Текст книги "Том 4. Книга Июнь. О нежности"
Автор книги: Надежда Тэффи
сообщить о нарушении
Текущая страница: 6 (всего у книги 23 страниц)
Тихий спутник
На днях ушел от меня маленький друг, тихий спутник последнего десятилетия моей жизни, следовавший за мной преданно и верно по всем этапам тяжелого беженского пути. Ушел так же загадочно, как и появился когда-то.
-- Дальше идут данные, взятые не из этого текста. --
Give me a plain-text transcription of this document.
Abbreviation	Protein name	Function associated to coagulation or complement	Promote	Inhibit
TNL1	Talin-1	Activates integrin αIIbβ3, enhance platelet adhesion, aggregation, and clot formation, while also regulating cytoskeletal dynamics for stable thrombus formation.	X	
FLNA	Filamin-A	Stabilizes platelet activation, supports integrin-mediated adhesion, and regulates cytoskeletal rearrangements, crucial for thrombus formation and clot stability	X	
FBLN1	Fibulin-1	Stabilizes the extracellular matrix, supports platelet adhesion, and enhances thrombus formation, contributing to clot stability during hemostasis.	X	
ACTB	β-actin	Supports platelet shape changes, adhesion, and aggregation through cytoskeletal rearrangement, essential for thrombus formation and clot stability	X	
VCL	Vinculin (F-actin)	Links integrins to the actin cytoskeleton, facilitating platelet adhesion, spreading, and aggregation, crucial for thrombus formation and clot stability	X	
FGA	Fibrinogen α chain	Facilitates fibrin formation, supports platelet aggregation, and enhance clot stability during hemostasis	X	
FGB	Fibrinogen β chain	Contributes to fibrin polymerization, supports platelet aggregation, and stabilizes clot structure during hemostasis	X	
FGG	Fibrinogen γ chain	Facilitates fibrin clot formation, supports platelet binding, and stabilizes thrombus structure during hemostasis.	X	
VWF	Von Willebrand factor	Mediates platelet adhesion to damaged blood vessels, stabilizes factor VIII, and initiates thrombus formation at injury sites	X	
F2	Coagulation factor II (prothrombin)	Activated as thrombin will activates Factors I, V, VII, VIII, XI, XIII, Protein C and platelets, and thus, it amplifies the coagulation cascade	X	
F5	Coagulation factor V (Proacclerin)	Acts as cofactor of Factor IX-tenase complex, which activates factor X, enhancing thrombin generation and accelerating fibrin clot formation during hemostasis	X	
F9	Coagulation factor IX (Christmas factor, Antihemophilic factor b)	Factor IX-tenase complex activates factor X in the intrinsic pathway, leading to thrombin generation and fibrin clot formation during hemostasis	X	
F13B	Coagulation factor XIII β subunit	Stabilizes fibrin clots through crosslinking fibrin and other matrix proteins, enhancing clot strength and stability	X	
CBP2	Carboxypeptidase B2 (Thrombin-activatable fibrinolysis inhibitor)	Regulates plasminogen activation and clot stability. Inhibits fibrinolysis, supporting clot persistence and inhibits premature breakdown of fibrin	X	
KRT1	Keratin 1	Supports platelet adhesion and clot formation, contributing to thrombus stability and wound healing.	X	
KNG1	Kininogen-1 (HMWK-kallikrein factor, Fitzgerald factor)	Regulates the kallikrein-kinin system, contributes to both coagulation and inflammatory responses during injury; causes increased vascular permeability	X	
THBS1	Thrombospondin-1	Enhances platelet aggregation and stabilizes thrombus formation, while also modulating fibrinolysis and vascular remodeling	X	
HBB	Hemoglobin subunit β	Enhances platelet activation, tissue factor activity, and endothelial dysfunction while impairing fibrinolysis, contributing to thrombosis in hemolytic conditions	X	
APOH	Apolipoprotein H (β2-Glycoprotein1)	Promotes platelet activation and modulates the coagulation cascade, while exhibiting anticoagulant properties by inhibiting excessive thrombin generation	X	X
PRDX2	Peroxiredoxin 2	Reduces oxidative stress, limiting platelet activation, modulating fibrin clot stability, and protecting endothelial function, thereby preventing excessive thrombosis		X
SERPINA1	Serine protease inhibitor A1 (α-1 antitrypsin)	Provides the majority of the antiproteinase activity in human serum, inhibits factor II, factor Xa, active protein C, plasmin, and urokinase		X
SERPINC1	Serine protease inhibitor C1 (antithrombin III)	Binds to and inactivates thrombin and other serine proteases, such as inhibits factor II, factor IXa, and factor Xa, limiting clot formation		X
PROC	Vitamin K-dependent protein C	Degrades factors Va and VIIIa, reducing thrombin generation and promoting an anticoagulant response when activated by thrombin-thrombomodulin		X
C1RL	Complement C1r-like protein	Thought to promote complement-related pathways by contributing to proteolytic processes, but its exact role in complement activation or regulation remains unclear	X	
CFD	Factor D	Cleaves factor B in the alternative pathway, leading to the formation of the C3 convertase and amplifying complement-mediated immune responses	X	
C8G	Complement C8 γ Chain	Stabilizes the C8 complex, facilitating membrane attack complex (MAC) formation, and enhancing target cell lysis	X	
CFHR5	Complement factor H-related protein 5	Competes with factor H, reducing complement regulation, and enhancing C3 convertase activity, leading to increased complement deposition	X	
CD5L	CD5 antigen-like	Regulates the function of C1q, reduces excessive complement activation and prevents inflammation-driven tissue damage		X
Где он? Почему бросил меня?
Может быть, он уже давно исчез, а я только теперь заметила. Я ведь никогда не обращала на него внимания, я только терпела его присутствие, это он сам следовал за мной. Маленький, корявый, неопределенного цвета, неопределенной формы – обломок цветного сургуча.
Первый раз заметила я его весной семнадцатого года. На моем большом нарядном письменном столе, сверкавшем ледяными кристаллами хрустального прибора, с левой стороны, между пепельницей и пресс-папье, спокойно и сознательно поместился этот закопченный, чужой и ненужный огрызок. Я удивилась, как он ко мне попал, хотела сейчас же выбросить, потом забыла, и он остался. Я, вероятно, просто не замечала его в рассеянности своей и, не замечая, привыкла, и вид его не раздражал и не привлекал моего внимания. Так он жил, и ничего в этом удивительного нет. Я не замечала, а он жил. Разве это редко в нашей жизни?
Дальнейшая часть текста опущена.